Right, so at this point, essentially disabling Sleep settings for the watch completely, disabling nightstand, and disabling the alarm to be pushed to your watch, should allow for normal functionality of the alarm, in the sense of it shouldn't make the watch ring instead.
I personally have those disabled, no longer wear my watch to bed ever now, and also use alarmy (and make sure it's open in the background), so make sure I will be woken up.
I'm currently updating to 14.1 in the hopes that changes something, but I'll be sticking with my current settings (forcing everything watch related to sleep/nightstand/alarm off, unless AAPL does something about this.
One of the main reasons I bought the watch was for sleeping with it, so I feel rather let down that AAPL doesn't give us more control over these settings.
To some people, sleeping with a watch may not seem very important, and I understand that, however for some of us the ability to monitor sleep patterns is very beneficial. People that use CPAP machines, people checking their resting heart rate, people checking for disturbances from their partner's alarm/movement, people with animals that might be waking them up. A lot of these things can be picked up by the watch as movement and a change in heart rate, and can often be correlated to certain events, so it serves a purpose beyond seeming like a nifty feature.

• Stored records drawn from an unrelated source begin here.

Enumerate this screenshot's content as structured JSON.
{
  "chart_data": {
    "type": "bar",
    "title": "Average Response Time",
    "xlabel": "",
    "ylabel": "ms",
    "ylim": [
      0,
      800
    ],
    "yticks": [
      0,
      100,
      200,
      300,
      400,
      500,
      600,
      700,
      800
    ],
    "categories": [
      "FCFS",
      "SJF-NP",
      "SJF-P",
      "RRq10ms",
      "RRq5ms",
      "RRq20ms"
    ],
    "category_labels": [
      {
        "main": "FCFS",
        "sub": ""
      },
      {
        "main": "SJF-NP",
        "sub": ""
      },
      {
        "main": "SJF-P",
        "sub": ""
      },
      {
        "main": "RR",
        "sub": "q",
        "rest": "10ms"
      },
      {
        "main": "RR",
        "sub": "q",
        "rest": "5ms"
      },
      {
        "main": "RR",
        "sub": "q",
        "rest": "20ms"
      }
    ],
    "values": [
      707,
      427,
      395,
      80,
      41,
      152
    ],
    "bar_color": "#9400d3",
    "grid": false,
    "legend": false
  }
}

I hope they bring back sleep monitoring and nightstand ability, with the option to always have alarms through the phone. It's as simple as making that an option.
AAPL coders, if you see this, all we need for complete functionality and choice is simply to make these two commands the last function of the chain in the alarm flow chart:
"Send All Alarms Set on Phone to Watch if Worn? (Yes/No)"
"Send All Alarms Set on Watch to Phone, if Watch is Worn? (Yes, No)"
"Only use Phone for ALL Alarms? (Yes/No) [toggling this would grey out the former two and lock all alarms to phone if chosen]"
That's pretty much it. Anything else is icing on the cake and could be useful to some, but the basic functionality should be straightforward.
People often use phones as alarms these days. You're taking one of the most important features used daily, and making it difficult to understand the logic behind the settings. Since you base AAPL around simplicity, offer those simple three choices I listed, and you've corrected the largest issue, as well as improving it from the original way.